Mohammed Qreiqeh and Anas al-Sharif
Dismissing Israel’s claim that al-Sharif was a "terrorist" affiliated with Hamas, the press freedom campaign group told AFP he was "one of the most famous journalists from the Gaza Strip (and) the voice of the sufferng Israel has imposed on Palestinians in Gaza".
The NGO "strongly and angrily condemns the acknowledged murder by the Israeli army" of al-Sharif and other journalists in a Sunday strike on their tent in Gaza City, it added.
Qatari broadcaster Al Jazeera said Sunday that five of its journalists had been killed in an Israeli strike.
Al-Sharif, 28, was one of the channel's most recognisable faces working on the ground in Gaza, providing daily reports in regular coverage.
He was killed alongside fellow correspondent Mohammed Qreiqeh and camera operators Ibrahim Zaher, Mohammed Noufal and Moamen Aliwa, Al Jazeera said.
The Israeli military said it had targeted al-Sharif, saying he "posed as a journalist" but was in fact "the head of a terrorist cell... responsible for advancing rocket attacks."
RSF called the Israeli allegations "baseless".
Almost 200 journalists have been killed in the war Israel launched on Gaza , according to RSF.
The RSF has filed four complaints against Israel at the International Criminal Court for alleged "war crimes committed against journalists in Gaza".
"In (Sunday's) deliberate attack, the Israeli army reproduced a known method already tested, notably against al-Jazeera journalists," RSF said, pointing to the killings of two reporters on July 31 last year.
Israel labelled one of those men, Ismail al-Ghoul, a "terrorist".
RSF called on other countries to intervene, saying the UN Security Council should meet to insist on protection of journalists in conflict zones.
"Without strong action from the international community to stop the Israeli army... we're likely to witness more such extrajudicial murders of media professionals," RSF said.
In tandem, another media advocacy group, the Committee to Protect Journalists, slammed on Monday the Israeli strike that killed several Al Jazeera staff in Gaza overnight, saying journalists should never be targeted in war.
"Journalists are civilians.

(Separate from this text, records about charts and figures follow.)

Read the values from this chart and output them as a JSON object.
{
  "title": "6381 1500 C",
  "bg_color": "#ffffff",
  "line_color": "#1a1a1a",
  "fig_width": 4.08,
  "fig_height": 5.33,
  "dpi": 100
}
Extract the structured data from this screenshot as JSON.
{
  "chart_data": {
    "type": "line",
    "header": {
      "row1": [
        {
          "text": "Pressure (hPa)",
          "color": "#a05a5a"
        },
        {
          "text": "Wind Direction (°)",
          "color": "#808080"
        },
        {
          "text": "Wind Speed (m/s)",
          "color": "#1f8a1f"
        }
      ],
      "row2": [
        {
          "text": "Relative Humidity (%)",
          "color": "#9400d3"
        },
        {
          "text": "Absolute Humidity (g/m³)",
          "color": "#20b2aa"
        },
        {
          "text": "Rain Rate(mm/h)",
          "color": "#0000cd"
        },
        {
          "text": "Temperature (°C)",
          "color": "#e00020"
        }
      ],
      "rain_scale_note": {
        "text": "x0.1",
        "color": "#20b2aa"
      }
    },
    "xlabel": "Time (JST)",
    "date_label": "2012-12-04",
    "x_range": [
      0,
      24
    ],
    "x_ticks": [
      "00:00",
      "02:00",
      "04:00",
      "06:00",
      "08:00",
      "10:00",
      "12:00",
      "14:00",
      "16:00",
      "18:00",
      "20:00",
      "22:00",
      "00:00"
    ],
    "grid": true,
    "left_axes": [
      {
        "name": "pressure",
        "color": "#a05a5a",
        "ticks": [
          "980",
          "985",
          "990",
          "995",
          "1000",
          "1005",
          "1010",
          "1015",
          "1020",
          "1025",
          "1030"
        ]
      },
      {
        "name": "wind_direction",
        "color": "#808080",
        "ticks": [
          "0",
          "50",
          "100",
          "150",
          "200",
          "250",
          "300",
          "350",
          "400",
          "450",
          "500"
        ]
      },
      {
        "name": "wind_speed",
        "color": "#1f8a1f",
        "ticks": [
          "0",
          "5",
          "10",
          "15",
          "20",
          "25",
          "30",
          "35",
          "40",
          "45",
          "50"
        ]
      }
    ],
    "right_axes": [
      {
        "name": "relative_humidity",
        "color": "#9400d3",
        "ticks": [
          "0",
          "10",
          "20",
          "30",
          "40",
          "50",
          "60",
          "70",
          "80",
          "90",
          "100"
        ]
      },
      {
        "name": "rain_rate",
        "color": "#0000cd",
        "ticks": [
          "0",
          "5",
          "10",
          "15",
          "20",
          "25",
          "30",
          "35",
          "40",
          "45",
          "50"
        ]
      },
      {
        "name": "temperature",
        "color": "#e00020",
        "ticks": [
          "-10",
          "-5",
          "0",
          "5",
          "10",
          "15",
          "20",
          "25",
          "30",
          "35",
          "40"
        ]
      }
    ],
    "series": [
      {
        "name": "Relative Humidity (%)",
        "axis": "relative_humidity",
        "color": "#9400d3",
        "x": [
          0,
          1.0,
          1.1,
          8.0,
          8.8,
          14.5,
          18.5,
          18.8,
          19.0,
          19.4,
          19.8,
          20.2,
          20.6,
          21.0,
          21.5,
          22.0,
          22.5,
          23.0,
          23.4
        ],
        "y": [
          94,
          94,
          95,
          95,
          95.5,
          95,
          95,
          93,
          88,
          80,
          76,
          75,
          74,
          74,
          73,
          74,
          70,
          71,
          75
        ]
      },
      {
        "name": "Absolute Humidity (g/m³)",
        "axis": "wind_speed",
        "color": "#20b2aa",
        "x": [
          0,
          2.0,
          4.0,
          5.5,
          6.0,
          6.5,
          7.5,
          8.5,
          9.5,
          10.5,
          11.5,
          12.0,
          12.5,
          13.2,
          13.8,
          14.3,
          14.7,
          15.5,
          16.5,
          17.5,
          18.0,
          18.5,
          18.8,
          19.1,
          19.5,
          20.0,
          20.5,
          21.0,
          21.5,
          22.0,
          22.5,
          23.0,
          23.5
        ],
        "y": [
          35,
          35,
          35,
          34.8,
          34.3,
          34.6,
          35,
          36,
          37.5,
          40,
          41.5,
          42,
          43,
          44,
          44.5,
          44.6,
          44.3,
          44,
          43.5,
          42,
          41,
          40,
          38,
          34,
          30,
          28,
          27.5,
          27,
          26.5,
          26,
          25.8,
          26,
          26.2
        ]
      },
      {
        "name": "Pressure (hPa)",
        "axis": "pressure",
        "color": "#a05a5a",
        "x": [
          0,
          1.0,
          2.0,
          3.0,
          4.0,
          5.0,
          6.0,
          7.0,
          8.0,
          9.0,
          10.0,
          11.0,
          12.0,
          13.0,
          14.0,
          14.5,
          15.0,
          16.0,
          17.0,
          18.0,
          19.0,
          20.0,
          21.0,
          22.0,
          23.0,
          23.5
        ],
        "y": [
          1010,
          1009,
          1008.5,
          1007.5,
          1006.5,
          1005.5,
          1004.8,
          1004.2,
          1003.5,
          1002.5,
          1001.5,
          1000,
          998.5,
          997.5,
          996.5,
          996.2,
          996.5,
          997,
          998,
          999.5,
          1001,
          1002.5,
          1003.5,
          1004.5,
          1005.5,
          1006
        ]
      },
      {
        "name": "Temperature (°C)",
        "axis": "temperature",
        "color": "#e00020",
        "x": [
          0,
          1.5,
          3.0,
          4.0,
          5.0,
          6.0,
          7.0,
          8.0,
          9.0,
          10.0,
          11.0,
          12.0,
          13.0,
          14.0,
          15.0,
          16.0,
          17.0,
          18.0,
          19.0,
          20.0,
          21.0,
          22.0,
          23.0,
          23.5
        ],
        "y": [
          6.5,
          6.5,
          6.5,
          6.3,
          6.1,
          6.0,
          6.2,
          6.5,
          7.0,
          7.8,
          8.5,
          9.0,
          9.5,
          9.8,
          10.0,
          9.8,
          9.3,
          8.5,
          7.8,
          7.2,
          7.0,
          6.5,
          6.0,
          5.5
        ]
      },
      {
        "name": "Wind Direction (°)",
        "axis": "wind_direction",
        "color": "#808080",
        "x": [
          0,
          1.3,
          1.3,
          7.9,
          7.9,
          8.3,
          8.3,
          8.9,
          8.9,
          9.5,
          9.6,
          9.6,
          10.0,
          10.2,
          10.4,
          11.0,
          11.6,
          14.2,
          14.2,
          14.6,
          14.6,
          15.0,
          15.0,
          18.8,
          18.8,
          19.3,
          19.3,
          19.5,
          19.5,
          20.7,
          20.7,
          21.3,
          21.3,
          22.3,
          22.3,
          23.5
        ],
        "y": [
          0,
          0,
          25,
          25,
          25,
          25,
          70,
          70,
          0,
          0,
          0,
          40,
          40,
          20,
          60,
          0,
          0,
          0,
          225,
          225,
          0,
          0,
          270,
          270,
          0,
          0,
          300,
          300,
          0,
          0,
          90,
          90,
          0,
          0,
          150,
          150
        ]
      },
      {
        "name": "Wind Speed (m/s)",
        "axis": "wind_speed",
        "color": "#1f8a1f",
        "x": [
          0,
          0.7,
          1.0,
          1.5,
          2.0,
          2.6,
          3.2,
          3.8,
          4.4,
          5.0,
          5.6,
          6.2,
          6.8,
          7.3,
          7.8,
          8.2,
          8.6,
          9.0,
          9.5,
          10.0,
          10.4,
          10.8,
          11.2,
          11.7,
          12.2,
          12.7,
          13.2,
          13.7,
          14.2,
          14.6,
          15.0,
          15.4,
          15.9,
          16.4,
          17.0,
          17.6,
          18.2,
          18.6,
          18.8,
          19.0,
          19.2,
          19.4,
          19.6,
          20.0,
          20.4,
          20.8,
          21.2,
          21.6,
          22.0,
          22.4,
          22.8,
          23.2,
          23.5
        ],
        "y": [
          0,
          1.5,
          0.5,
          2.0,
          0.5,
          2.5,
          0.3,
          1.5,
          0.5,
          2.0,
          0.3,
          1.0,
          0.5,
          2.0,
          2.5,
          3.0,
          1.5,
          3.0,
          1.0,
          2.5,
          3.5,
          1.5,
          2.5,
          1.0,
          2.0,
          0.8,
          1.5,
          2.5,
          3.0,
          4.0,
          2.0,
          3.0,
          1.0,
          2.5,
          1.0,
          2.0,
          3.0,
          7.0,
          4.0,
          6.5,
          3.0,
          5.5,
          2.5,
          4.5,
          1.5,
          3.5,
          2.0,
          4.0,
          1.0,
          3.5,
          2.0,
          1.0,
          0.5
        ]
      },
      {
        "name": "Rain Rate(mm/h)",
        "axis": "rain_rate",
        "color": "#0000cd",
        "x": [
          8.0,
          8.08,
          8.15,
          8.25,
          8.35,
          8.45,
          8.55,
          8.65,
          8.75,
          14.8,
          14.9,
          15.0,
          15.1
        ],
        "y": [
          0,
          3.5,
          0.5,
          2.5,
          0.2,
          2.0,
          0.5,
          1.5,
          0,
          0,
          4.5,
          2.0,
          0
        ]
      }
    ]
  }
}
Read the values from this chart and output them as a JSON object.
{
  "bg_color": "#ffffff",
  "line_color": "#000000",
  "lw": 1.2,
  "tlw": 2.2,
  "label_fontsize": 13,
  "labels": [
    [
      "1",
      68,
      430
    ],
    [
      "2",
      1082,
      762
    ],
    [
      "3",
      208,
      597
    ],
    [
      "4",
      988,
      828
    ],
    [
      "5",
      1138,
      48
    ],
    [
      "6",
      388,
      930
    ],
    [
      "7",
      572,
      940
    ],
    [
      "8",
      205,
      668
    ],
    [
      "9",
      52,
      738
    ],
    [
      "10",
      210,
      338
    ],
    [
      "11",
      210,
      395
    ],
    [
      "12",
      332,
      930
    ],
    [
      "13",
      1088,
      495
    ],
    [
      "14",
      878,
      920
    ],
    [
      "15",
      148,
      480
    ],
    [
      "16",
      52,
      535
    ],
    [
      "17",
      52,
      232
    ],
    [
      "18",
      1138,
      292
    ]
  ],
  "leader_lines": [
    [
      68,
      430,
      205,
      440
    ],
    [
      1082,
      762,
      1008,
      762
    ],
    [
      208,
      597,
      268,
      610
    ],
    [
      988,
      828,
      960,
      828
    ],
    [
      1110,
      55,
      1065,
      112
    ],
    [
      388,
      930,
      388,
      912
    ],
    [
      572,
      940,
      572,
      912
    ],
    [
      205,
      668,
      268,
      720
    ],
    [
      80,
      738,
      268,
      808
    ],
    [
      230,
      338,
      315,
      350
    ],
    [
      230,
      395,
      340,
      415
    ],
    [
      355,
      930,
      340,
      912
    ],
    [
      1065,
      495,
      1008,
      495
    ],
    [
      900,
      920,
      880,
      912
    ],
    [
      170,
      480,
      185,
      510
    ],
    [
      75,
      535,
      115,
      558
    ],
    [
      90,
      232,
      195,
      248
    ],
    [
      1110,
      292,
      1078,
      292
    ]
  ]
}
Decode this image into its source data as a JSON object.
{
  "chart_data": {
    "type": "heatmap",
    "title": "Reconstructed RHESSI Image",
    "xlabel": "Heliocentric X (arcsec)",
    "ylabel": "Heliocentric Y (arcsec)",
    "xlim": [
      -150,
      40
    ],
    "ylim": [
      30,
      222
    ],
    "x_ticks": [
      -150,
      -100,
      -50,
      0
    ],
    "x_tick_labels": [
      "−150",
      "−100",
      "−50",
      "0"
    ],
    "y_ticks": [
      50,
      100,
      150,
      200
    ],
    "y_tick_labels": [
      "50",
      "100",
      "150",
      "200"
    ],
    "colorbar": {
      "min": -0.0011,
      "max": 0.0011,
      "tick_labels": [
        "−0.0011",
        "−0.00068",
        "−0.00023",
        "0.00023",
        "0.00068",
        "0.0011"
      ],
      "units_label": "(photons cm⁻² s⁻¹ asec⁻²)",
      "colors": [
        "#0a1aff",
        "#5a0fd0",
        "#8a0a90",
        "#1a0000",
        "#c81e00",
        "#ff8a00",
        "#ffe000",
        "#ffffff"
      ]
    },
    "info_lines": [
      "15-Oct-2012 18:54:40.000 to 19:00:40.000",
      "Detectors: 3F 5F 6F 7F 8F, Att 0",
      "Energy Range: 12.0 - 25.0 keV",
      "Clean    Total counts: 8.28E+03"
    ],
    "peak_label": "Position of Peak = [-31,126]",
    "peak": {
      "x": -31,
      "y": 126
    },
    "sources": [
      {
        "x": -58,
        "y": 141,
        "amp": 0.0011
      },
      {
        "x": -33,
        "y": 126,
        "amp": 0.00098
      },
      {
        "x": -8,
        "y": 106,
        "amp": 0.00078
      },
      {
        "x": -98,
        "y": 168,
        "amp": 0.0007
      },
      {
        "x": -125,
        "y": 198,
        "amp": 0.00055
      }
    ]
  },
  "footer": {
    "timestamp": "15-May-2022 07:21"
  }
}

They must never be targeted in war. And to do so is a war crime," Jodie Ginsberg, chief executive of the Committee to Protect Journalists (CPJ), told AFP.
The CPJ in July called for the protection of Anas al-Sharif, one of the journalists killed in the Israeli strike, after an Israeli military spokesman claimed he was a militant, accusing Israel of a "pattern" of labelling journalists militants "without providing credible evidence".
"International law is clear that active combatants are the only justified targets in a war setting," Ginsberg said.
"So unless the IDF can demonstrate that Anas al-Sharif was still an active combatant, then there is no justification for his killing," she said, using an acronym for the Israeli military.